A Mathematical Model for Body Temperatures of Large Reptiles: Implications for Dinosaur Ecology

Abstract

A mathematical model for heat conduction through large reptiles is developed. The animal is approximated by a large cylinder with a central core of tissue kept at a uniform temperature by blood flow, surrounded by six layers of fat. An iterative mathematical procedure is used to solve equations for heat flowing into, heat flowing out of, and heat stored in each layer and the core during a specified time period. This yields the temperatures of the core and insulating layers at the end of the time period. Physiological and environmental parameters are incremented and calculations repeated for a new time period.

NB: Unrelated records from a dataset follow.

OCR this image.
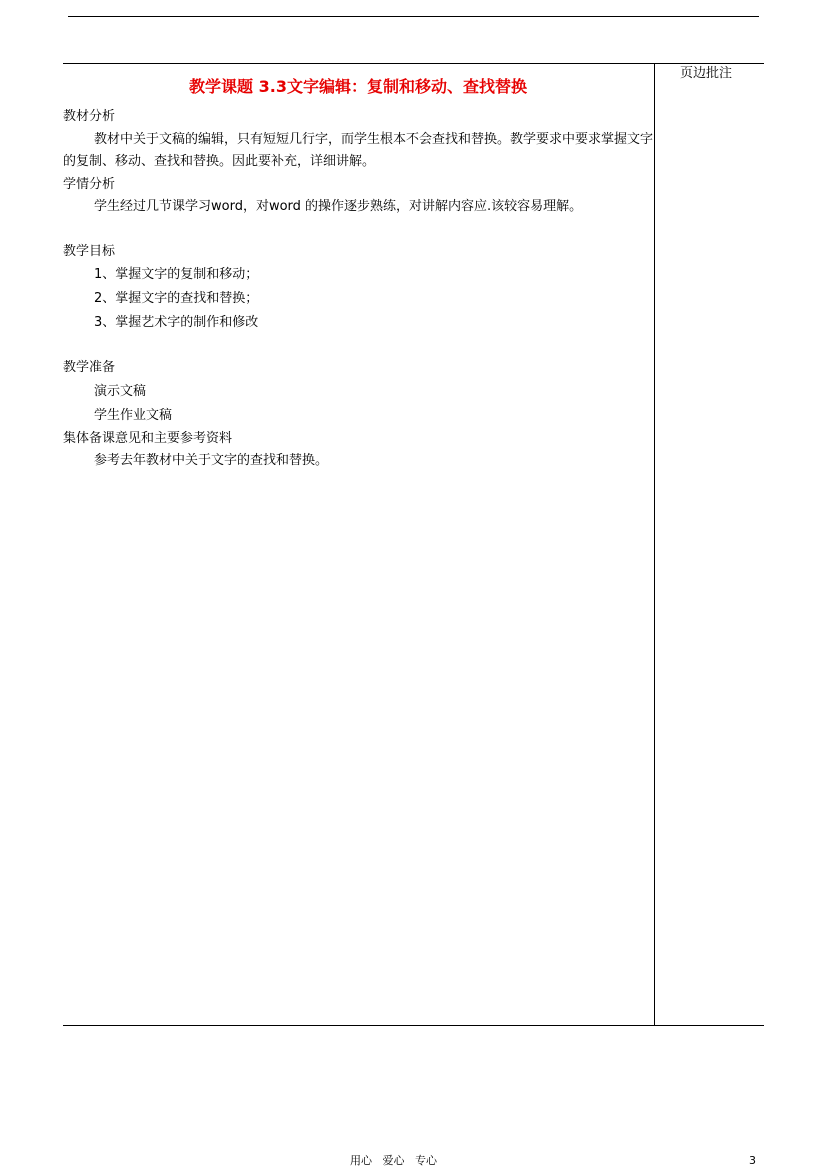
页边批注
教学课题 3.3文字编辑：复制和移动、查找替换
教材分析

教材中关于文稿的编辑，只有短短几行字，而学生根本不会查找和替换。教学要求中要求掌握文字 的复制、移动、查找和替换。因此要补充，详细讲解。

学情分析

学生经过几节课学习word，对word 的操作逐步熟练，对讲解内容应.该较容易理解。

教学目标
1、掌握文字的复制和移动；
2、掌握文字的查找和替换；
3、掌握艺术字的制作和修改
教学准备
演示文稿
学生作业文稿
集体备课意见和主要参考资料

参考去年教材中关于文字的查找和替换。

用心   爱心   专心	3
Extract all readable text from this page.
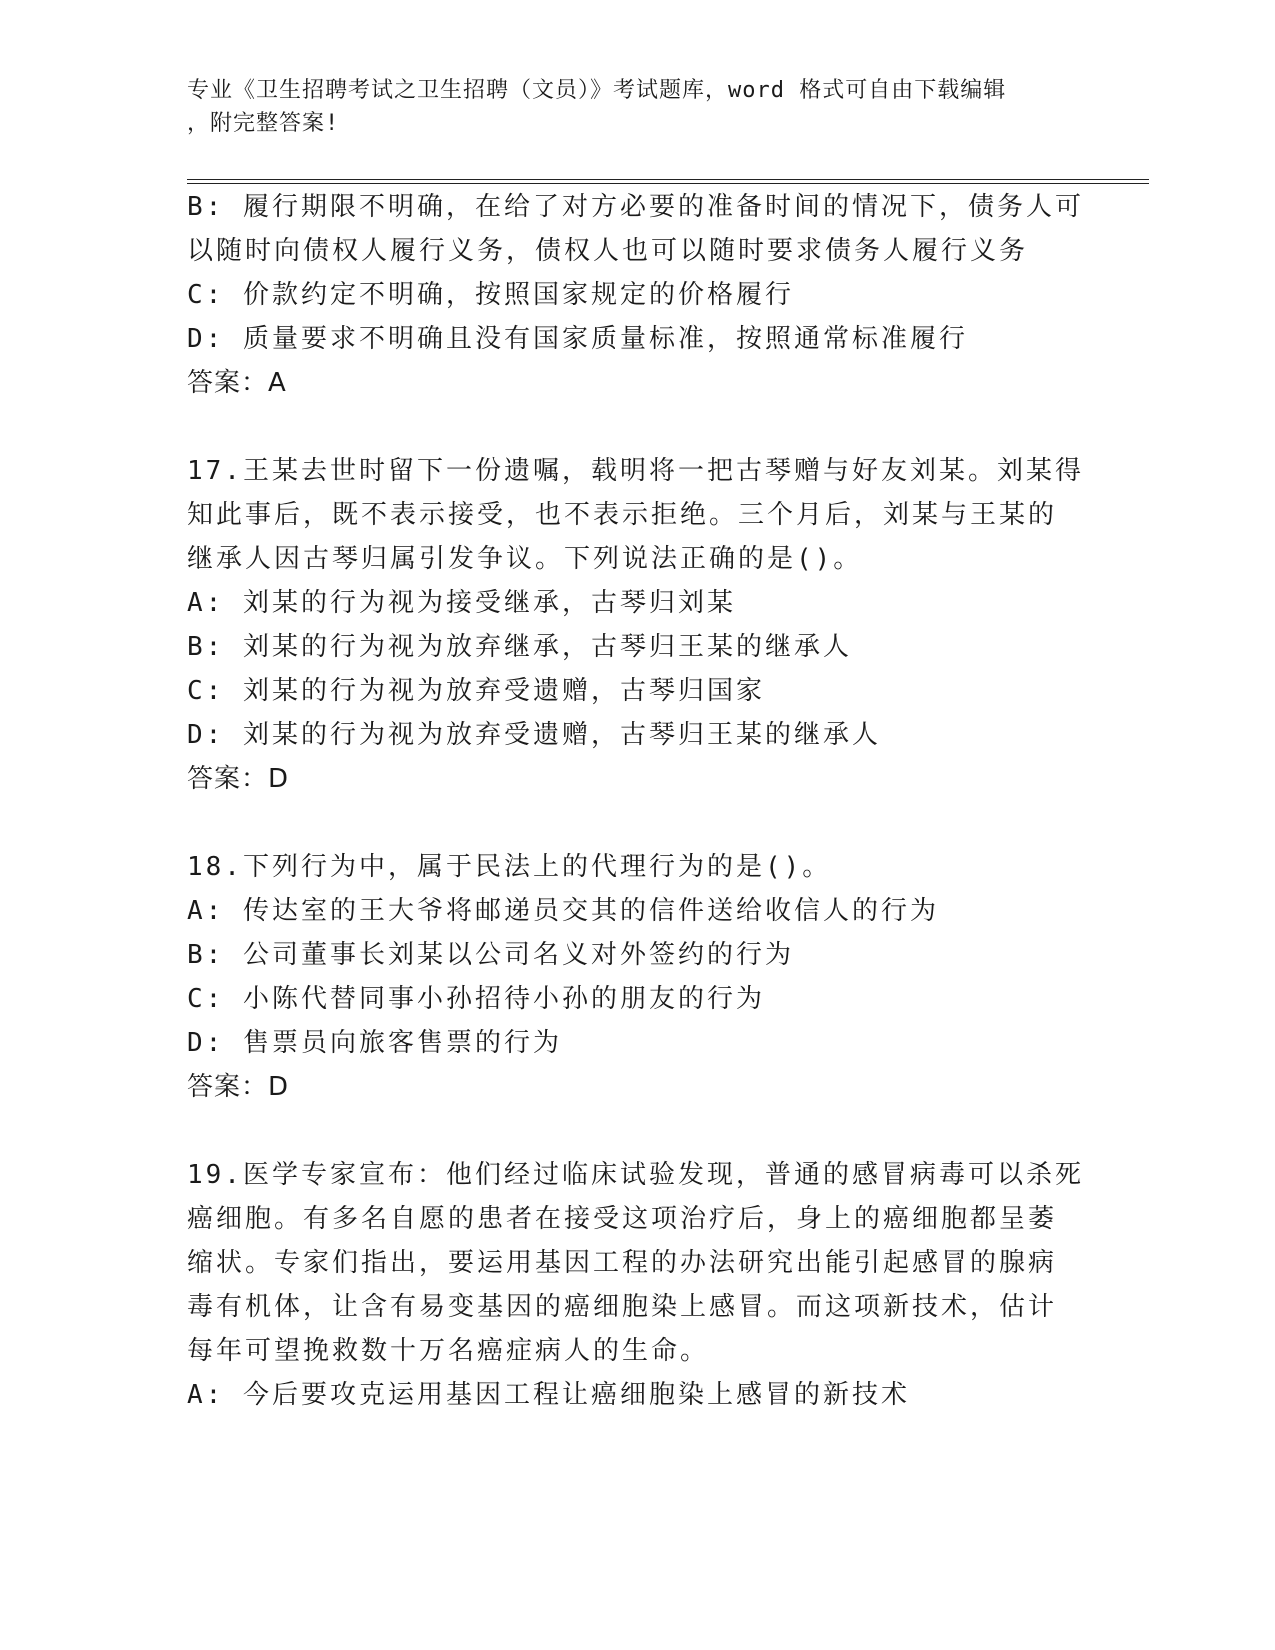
专业《卫生招聘考试之卫生招聘（文员）》考试题库，word 格式可自由下载编辑
，附完整答案!
B: 履行期限不明确，在给了对方必要的准备时间的情况下，债务人可
以随时向债权人履行义务，债权人也可以随时要求债务人履行义务
C: 价款约定不明确，按照国家规定的价格履行
D: 质量要求不明确且没有国家质量标准，按照通常标准履行
答案：A
17.王某去世时留下一份遗嘱，载明将一把古琴赠与好友刘某。刘某得
知此事后，既不表示接受，也不表示拒绝。三个月后，刘某与王某的
继承人因古琴归属引发争议。下列说法正确的是()。
A: 刘某的行为视为接受继承，古琴归刘某
B: 刘某的行为视为放弃继承，古琴归王某的继承人
C: 刘某的行为视为放弃受遗赠，古琴归国家
D: 刘某的行为视为放弃受遗赠，古琴归王某的继承人
答案：D
18.下列行为中，属于民法上的代理行为的是()。
A: 传达室的王大爷将邮递员交其的信件送给收信人的行为
B: 公司董事长刘某以公司名义对外签约的行为
C: 小陈代替同事小孙招待小孙的朋友的行为
D: 售票员向旅客售票的行为
答案：D
19.医学专家宣布：他们经过临床试验发现，普通的感冒病毒可以杀死
癌细胞。有多名自愿的患者在接受这项治疗后，身上的癌细胞都呈萎
缩状。专家们指出，要运用基因工程的办法研究出能引起感冒的腺病
毒有机体，让含有易变基因的癌细胞染上感冒。而这项新技术，估计
每年可望挽救数十万名癌症病人的生命。
A: 今后要攻克运用基因工程让癌细胞染上感冒的新技术
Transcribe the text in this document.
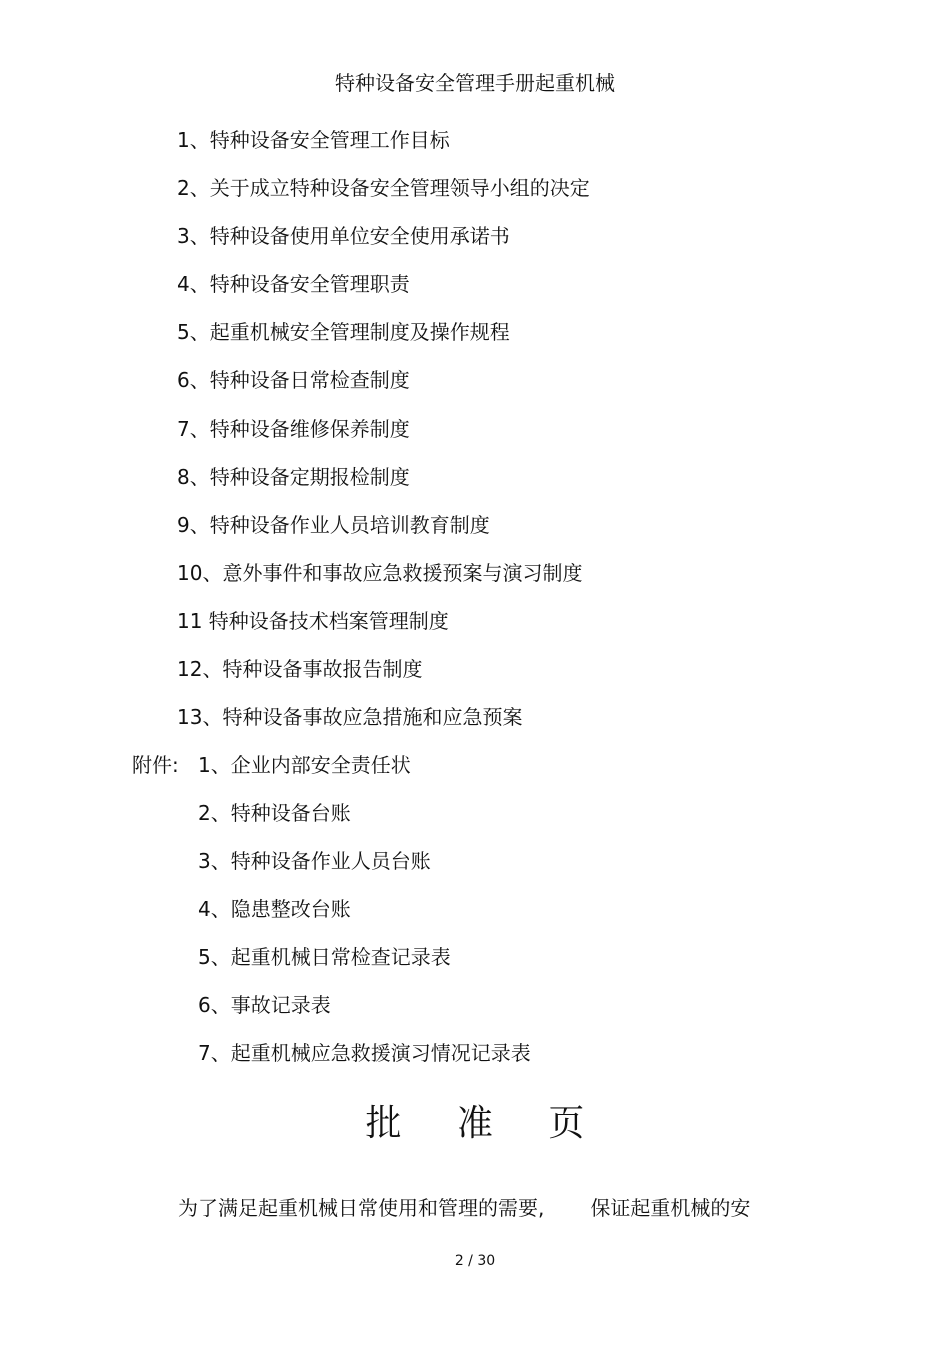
特种设备安全管理手册起重机械
1、特种设备安全管理工作目标
2、关于成立特种设备安全管理领导小组的决定
3、特种设备使用单位安全使用承诺书
4、特种设备安全管理职责
5、起重机械安全管理制度及操作规程
6、特种设备日常检查制度
7、特种设备维修保养制度
8、特种设备定期报检制度
9、特种设备作业人员培训教育制度
10、意外事件和事故应急救援预案与演习制度
11 特种设备技术档案管理制度
12、特种设备事故报告制度
13、特种设备事故应急措施和应急预案
附件: 1、企业内部安全责任状
2、特种设备台账
3、特种设备作业人员台账
4、隐患整改台账
5、起重机械日常检查记录表
6、事故记录表
7、起重机械应急救援演习情况记录表
批 准 页
为了满足起重机械日常使用和管理的需要, 保证起重机械的安
2 / 30
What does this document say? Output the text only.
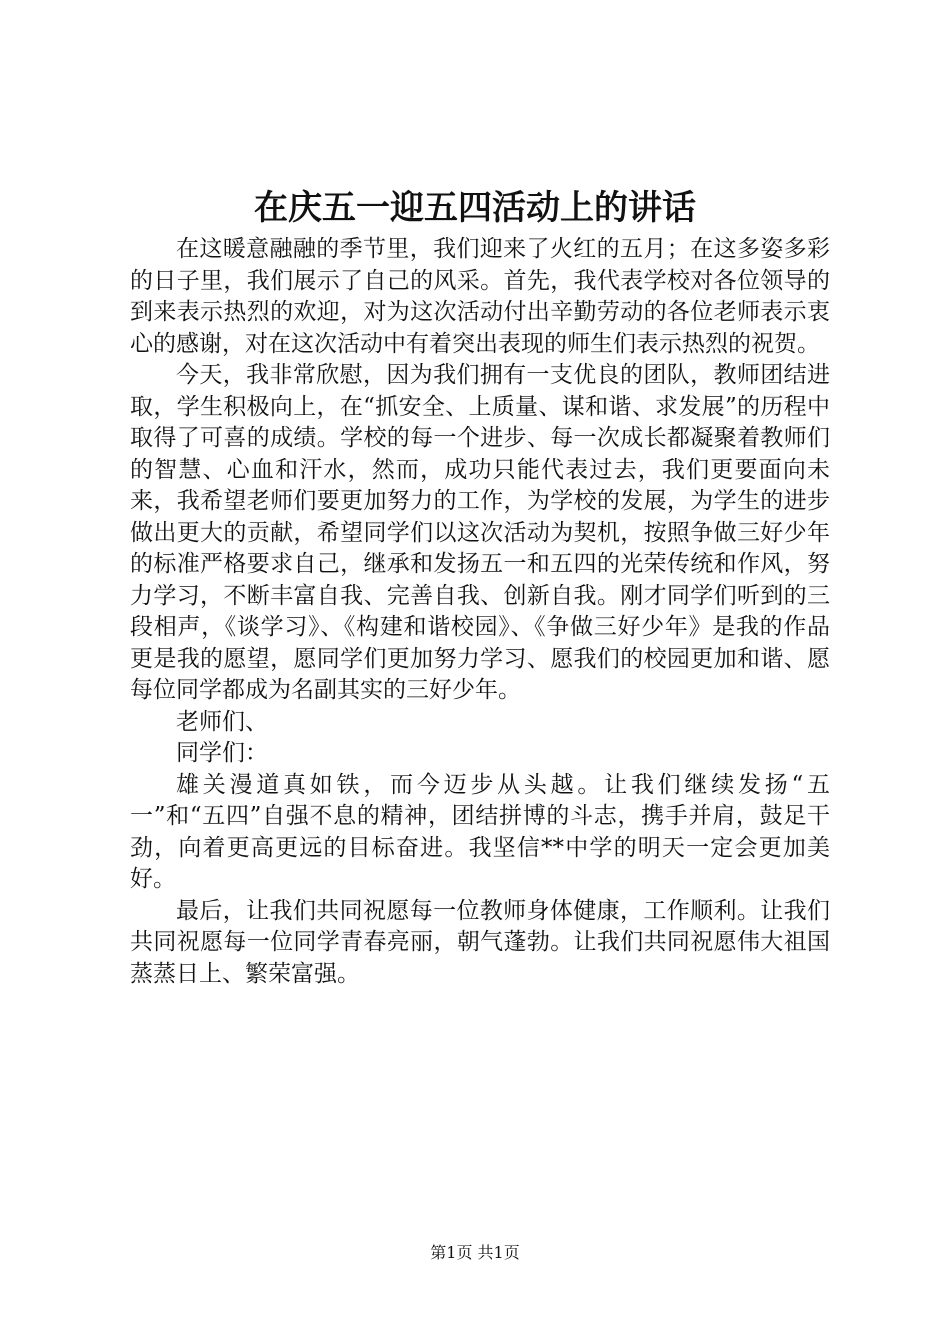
在庆五一迎五四活动上的讲话

在这暖意融融的季节里，我们迎来了火红的五月；在这多姿多彩的日子里，我们展示了自己的风采。首先，我代表学校对各位领导的到来表示热烈的欢迎，对为这次活动付出辛勤劳动的各位老师表示衷心的感谢，对在这次活动中有着突出表现的师生们表示热烈的祝贺。

今天，我非常欣慰，因为我们拥有一支优良的团队，教师团结进取，学生积极向上，在“抓安全、上质量、谋和谐、求发展”的历程中取得了可喜的成绩。学校的每一个进步、每一次成长都凝聚着教师们的智慧、心血和汗水，然而，成功只能代表过去，我们更要面向未来，我希望老师们要更加努力的工作，为学校的发展，为学生的进步做出更大的贡献，希望同学们以这次活动为契机，按照争做三好少年的标准严格要求自己，继承和发扬五一和五四的光荣传统和作风，努力学习，不断丰富自我、完善自我、创新自我。刚才同学们听到的三段相声，《谈学习》、《构建和谐校园》、《争做三好少年》是我的作品更是我的愿望，愿同学们更加努力学习、愿我们的校园更加和谐、愿每位同学都成为名副其实的三好少年。

老师们、

同学们：

雄关漫道真如铁，而今迈步从头越。让我们继续发扬“五一”和“五四”自强不息的精神，团结拼博的斗志，携手并肩，鼓足干劲，向着更高更远的目标奋进。我坚信**中学的明天一定会更加美好。

最后，让我们共同祝愿每一位教师身体健康，工作顺利。让我们共同祝愿每一位同学青春亮丽，朝气蓬勃。让我们共同祝愿伟大祖国蒸蒸日上、繁荣富强。

第1页 共1页
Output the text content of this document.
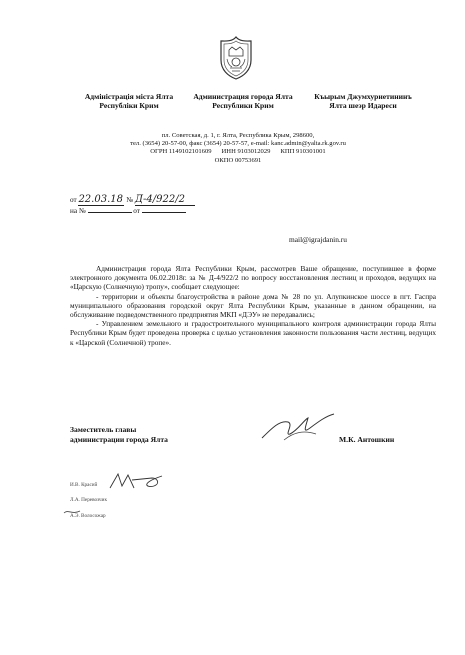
Адміністрація міста Ялта
Республіки Крим
Администрация города Ялта
Республики Крим
Къырым Джумхуриетининъ
Ялта шеэр Идареси
пл. Советская, д. 1, г. Ялта, Республика Крым, 298600,
тел. (3654) 20-57-00, факс (3654) 20-57-57, e-mail: kanc.admin@yalta.rk.gov.ru
ОГРН 1149102101609 ИНН 9103012029 КПП 910301001
ОКПО 00753691
от 22.03.18 № Д-4/922/2
на №	от
mail@igrajdanin.ru

Администрация города Ялта Республики Крым, рассмотрев Ваше обращение, поступившее в форме электронного документа 06.02.2018г. за № Д-4/922/2 по вопросу восстановления лестниц и проходов, ведущих на «Царскую (Солнечную) тропу», сообщает следующее:

- территории и объекты благоустройства в районе дома № 28 по ул. Алупкинское шоссе в пгт. Гаспра муниципального образования городской округ Ялта Республики Крым, указанные в данном обращении, на обслуживание подведомственного предприятия МКП «ДЭУ» не передавались;

- Управлением земельного и градостроительного муниципального контроля администрации города Ялты Республики Крым будет проведена проверка с целью установления законности пользования части лестниц, ведущих к «Царской (Солнечной) тропе».

Заместитель главы
администрации города Ялта	М.К. Антошкин
И.В. Красий
Л.А. Перевозчик
А.Э. Волосожар
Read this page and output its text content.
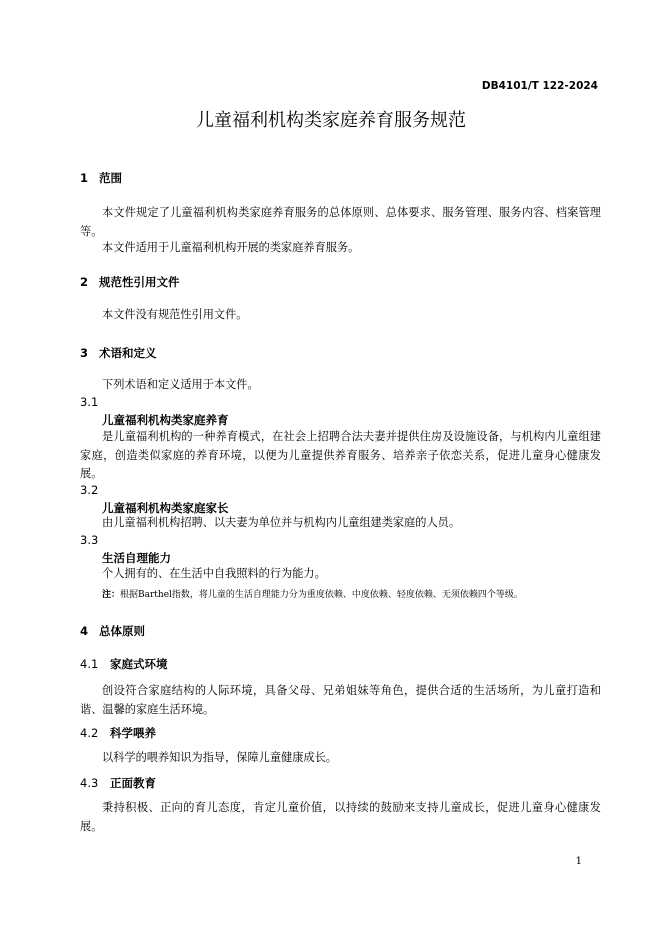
DB4101/T 122-2024
儿童福利机构类家庭养育服务规范
1 范围
本文件规定了儿童福利机构类家庭养育服务的总体原则、总体要求、服务管理、服务内容、档案管理等。
本文件适用于儿童福利机构开展的类家庭养育服务。
2 规范性引用文件
本文件没有规范性引用文件。
3 术语和定义
下列术语和定义适用于本文件。
3.1
儿童福利机构类家庭养育
是儿童福利机构的一种养育模式，在社会上招聘合法夫妻并提供住房及设施设备，与机构内儿童组建家庭，创造类似家庭的养育环境，以便为儿童提供养育服务、培养亲子依恋关系，促进儿童身心健康发展。
3.2
儿童福利机构类家庭家长
由儿童福利机构招聘、以夫妻为单位并与机构内儿童组建类家庭的人员。
3.3
生活自理能力
个人拥有的、在生活中自我照料的行为能力。
注：根据Barthel指数，将儿童的生活自理能力分为重度依赖、中度依赖、轻度依赖、无须依赖四个等级。
4 总体原则
4.1 家庭式环境
创设符合家庭结构的人际环境，具备父母、兄弟姐妹等角色，提供合适的生活场所，为儿童打造和谐、温馨的家庭生活环境。
4.2 科学喂养
以科学的喂养知识为指导，保障儿童健康成长。
4.3 正面教育
秉持积极、正向的育儿态度，肯定儿童价值，以持续的鼓励来支持儿童成长，促进儿童身心健康发展。
1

These calculations show that a large reptile (D = 100 cm) would have a relatively constant high body temperature when exposed to warm, diurnally fluctuating environmental conditions, even with a low metabolic rate, as long as the average values of the physical parameters result in a body temperature within tolerable limits. Changes in fat thickness are of minor importance in determining the constancy of body temperature. If exposed to excessively hot or cold climates, large reptiles would have a constant excessively high or low body temperature. A time-constant equation is developed to describe the effect of size on the response of body temperature to environmental heat loads in small and large reptiles. Gigantism would be a very useful strategy for reptiles, providing a constant, equable internal temperature in a stable, warm climate. This strategy may have been selected for in dinosaurs, giving them a high stable body temperature without a high metabolic rate. Our calculations support the hypothesis that thermal stress resulting from decreased equability of climate may have been a primary factor in the extinction of dinosaurs during the late Cretaceous.